There are two good programs that can be used to scan your system for rootkits. The chkrootkit⁴ and Root Kit Hunter⁵ tools are both used to locate files that may have been infected, replaced, or compromised by root kits.

Root Kit Hunter also checks for network breaches such as backdoor ports that have been opened. normal services that are listening on various ports such as HTTP and IMAPS. If those services are listening, a warning is printed.

This program also displays a long list of tests and their results as it runs, along with a nice summary at the end. You can find a complete log with even more detailed information at /var/log/rkhunter/rkhunter.log.

Note that the installation RPM for Root Kit Hunter sets up a daily cron job with a script in /etc/cron.daily. The script performs this check every morning at about 3 a.m. If a problem is detected, an email message is sent to root. If no problems are detected, no email or any other indication that the rkhunter program was even run is provided.

Clam-AV

ClamAV is one open source anti-virus program. There are others and there are some that are not Open Source. ClamAV can be used to scan a computer for viruses.

ClamAV is not installed on your host by default. It will be installed with an empty database file and will fail when run if a valid database is not installed.

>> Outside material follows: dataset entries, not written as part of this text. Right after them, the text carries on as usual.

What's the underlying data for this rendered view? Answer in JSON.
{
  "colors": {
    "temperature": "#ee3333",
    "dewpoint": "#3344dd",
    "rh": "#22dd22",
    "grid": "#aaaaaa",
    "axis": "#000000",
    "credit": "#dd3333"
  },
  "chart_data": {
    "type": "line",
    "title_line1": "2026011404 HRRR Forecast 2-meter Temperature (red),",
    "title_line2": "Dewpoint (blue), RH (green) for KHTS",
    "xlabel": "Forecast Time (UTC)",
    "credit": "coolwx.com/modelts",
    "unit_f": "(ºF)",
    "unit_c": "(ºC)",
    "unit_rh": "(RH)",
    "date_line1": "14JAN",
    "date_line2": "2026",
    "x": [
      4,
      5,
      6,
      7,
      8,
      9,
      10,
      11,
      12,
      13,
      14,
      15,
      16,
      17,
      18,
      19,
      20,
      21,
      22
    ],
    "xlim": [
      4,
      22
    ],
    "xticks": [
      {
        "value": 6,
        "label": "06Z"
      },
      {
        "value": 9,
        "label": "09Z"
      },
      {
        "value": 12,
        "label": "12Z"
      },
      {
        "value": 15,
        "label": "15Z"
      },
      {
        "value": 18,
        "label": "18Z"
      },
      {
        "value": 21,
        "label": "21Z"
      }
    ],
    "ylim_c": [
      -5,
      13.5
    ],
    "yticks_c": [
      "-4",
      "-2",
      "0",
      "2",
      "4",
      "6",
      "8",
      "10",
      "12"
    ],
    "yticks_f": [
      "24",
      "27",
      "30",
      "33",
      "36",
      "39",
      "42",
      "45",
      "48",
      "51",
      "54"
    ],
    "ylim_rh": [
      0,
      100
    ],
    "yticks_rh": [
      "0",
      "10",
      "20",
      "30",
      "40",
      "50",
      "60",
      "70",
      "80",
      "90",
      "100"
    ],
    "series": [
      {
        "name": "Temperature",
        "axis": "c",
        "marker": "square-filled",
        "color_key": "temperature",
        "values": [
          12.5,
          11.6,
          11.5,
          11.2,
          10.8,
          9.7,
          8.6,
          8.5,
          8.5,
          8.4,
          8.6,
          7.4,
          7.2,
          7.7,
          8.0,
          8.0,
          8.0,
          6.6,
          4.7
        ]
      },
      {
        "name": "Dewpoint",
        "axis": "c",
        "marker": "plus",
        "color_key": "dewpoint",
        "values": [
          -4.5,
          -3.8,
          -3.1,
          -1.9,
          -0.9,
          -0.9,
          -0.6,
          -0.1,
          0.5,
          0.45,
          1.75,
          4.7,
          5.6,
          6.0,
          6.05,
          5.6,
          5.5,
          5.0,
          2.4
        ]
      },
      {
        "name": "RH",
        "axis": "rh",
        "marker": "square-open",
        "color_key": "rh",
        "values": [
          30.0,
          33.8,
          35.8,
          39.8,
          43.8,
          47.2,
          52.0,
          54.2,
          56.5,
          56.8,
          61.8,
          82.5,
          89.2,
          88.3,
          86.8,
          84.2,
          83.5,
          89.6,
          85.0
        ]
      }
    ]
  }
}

We will install the ClamAV update utility which will also install all dependencies. Installing the clamav-update package allows easy update of the ClamAV database using the freshclam command.

Tripwire

Tripwire is intrusion detection software. It can report on system files that have been altered in some way, possibly by malware installed as part of a root kit or Trojan horse. Like many tools of this type, Tripwire cannot prevent an intrusion; it can only report on one after it has occurred and left behind some evidence that can be detected and identified.

Tripwire⁶ is also a commercial company that sells a version of Tripwire and other cybersecurity products. We will install an open source version of Tripwire and configure it for use on our server.

Additional SELinux considerations

Making changes to the filesystem while SELinux is disabled may result in improperly labeled objects and possible vulnerabilities. The best way to ensure that everything is properly labeled is to add an empty file named /.autorelabel in the root directory and reboot the system.

SELinux is intolerant of extra whitespace. Be sure to eliminate extra whitespace in SELinux configuration files in order to ensure that there are no errors.